LeT, blamed for the Mumbai attacks, has expanded its operations to Afghanistan and the West and has become more active throughout the region, which calls for concerted action against the outlawed group, America's top military official said on Saturday.
"I've watched LeT (grow) since the end of 2008, move to the West, become more active in other countries, more active throughout the region, more engaged with other terrorist groups,"
Mullen, who arrived in Pakistan on Saturday to meet with the leadership and military officials, said during an interaction with a group of journalists here.
Besides expanding to the West, the LeT "is in Afghanistan (and) other countries", Mullen said in response to questions.
He said there is "heightened concern about (LeT's) emergence and what is significant (is its) emergence not only on the regional stage but potentially as a terror organisation with global aspirations".
"There is an increased level of concern where the LeT is and where it appears to be headed. It is something we all have to address," he said.
Mullen initially tried to parry a question on whether he had raised America's concerns about the LeT with Pakistan's leadership by saying that everyone would have to work together to address the threat posed by the group.
In response to a pointed question on the same issue, Mullen indicated he had raised the matter with the Pakistani leadership on more than one occasion.
"I tried to make the case that the LeT is a growing threat, it is an organisation that is becoming more lethal. (This has been) proven so and it is not just operating where it used to be.

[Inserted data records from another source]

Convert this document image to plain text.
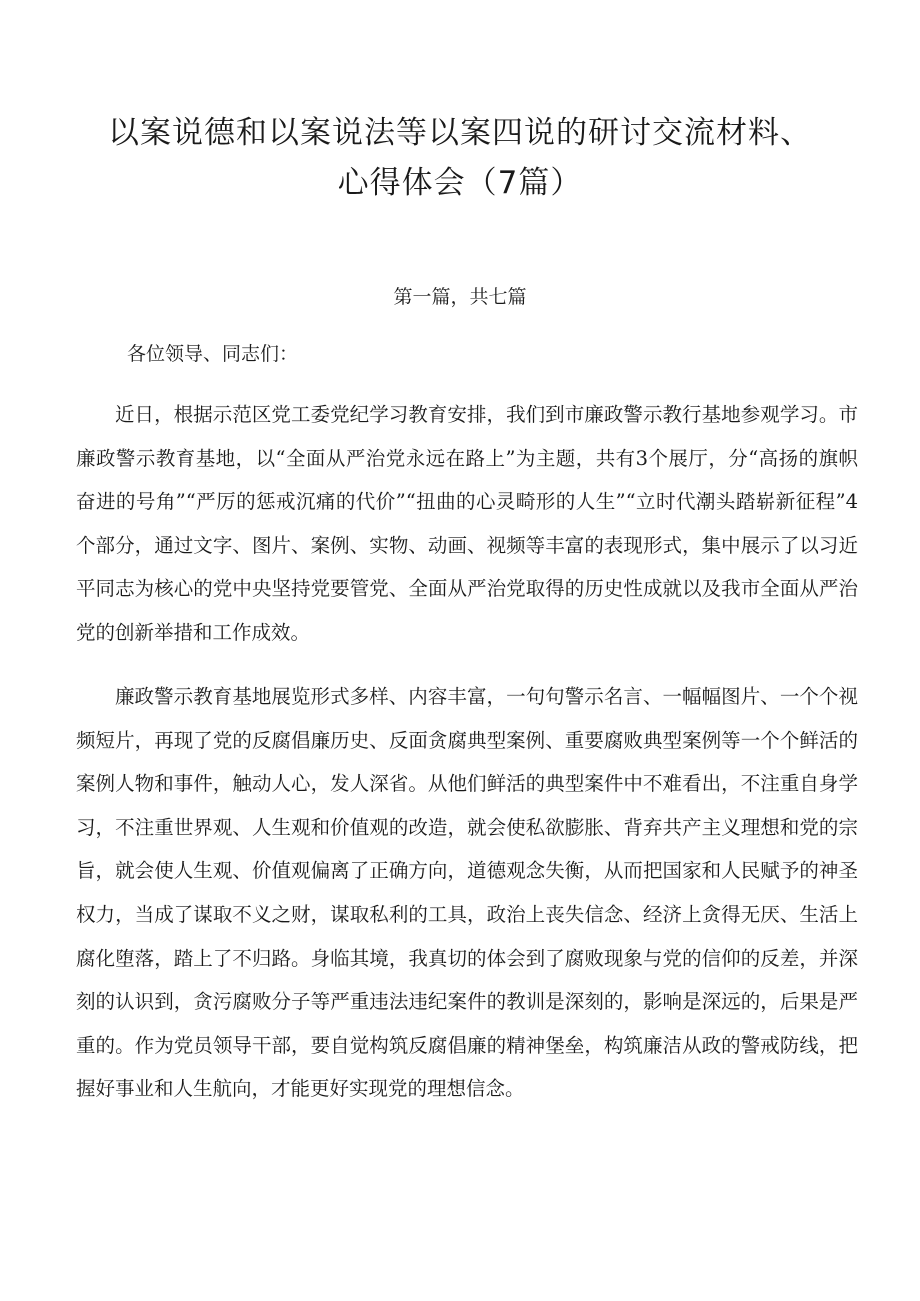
以案说德和以案说法等以案四说的研讨交流材料、
心得体会（7篇）

第一篇，共七篇

各位领导、同志们：

近日，根据示范区党工委党纪学习教育安排，我们到市廉政警示教行基地参观学习。市廉政警示教育基地，以“全面从严治党永远在路上”为主题，共有3个展厅，分“高扬的旗帜奋进的号角”“严厉的惩戒沉痛的代价”“扭曲的心灵畸形的人生”“立时代潮头踏崭新征程”4个部分，通过文字、图片、案例、实物、动画、视频等丰富的表现形式，集中展示了以习近平同志为核心的党中央坚持党要管党、全面从严治党取得的历史性成就以及我市全面从严治党的创新举措和工作成效。

廉政警示教育基地展览形式多样、内容丰富，一句句警示名言、一幅幅图片、一个个视频短片，再现了党的反腐倡廉历史、反面贪腐典型案例、重要腐败典型案例等一个个鲜活的案例人物和事件，触动人心，发人深省。从他们鲜活的典型案件中不难看出，不注重自身学习，不注重世界观、人生观和价值观的改造，就会使私欲膨胀、背弃共产主义理想和党的宗旨，就会使人生观、价值观偏离了正确方向，道德观念失衡，从而把国家和人民赋予的神圣权力，当成了谋取不义之财，谋取私利的工具，政治上丧失信念、经济上贪得无厌、生活上腐化堕落，踏上了不归路。身临其境，我真切的体会到了腐败现象与党的信仰的反差，并深刻的认识到，贪污腐败分子等严重违法违纪案件的教训是深刻的，影响是深远的，后果是严重的。作为党员领导干部，要自觉构筑反腐倡廉的精神堡垒，构筑廉洁从政的警戒防线，把握好事业和人生航向，才能更好实现党的理想信念。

It's expanding, it is in the West, it is in Afghanistan, it is in other countries. All of us have to be concerned about it," he said.
India says Pakistan-based LeT, which was founded by terrorist leader Hafiz Muhammad Saeed, was behind the 2008 Mumbai carnage and wants Islamabad to take action against terror emanating from its soil against India.
The LeT, which was banned during the tenure of former military ruler Pervez Musharraf, re-emerged as the Jamaat-ud-Dawah. The JuD, which is also headed by Saeed, was banned by the UN in the wake of the Mumbai attacks.
Replying to another question, Mullen said the US believed top Al Qaida leaders, including Osama bin Laden and Aiman al-Zawahiri, are in Pakistan.
The presence of these terrorist leaders in the region is a reason why "a principal part of the overall Af-Pak strategy is focussed on eliminate safe havens" for them, he said.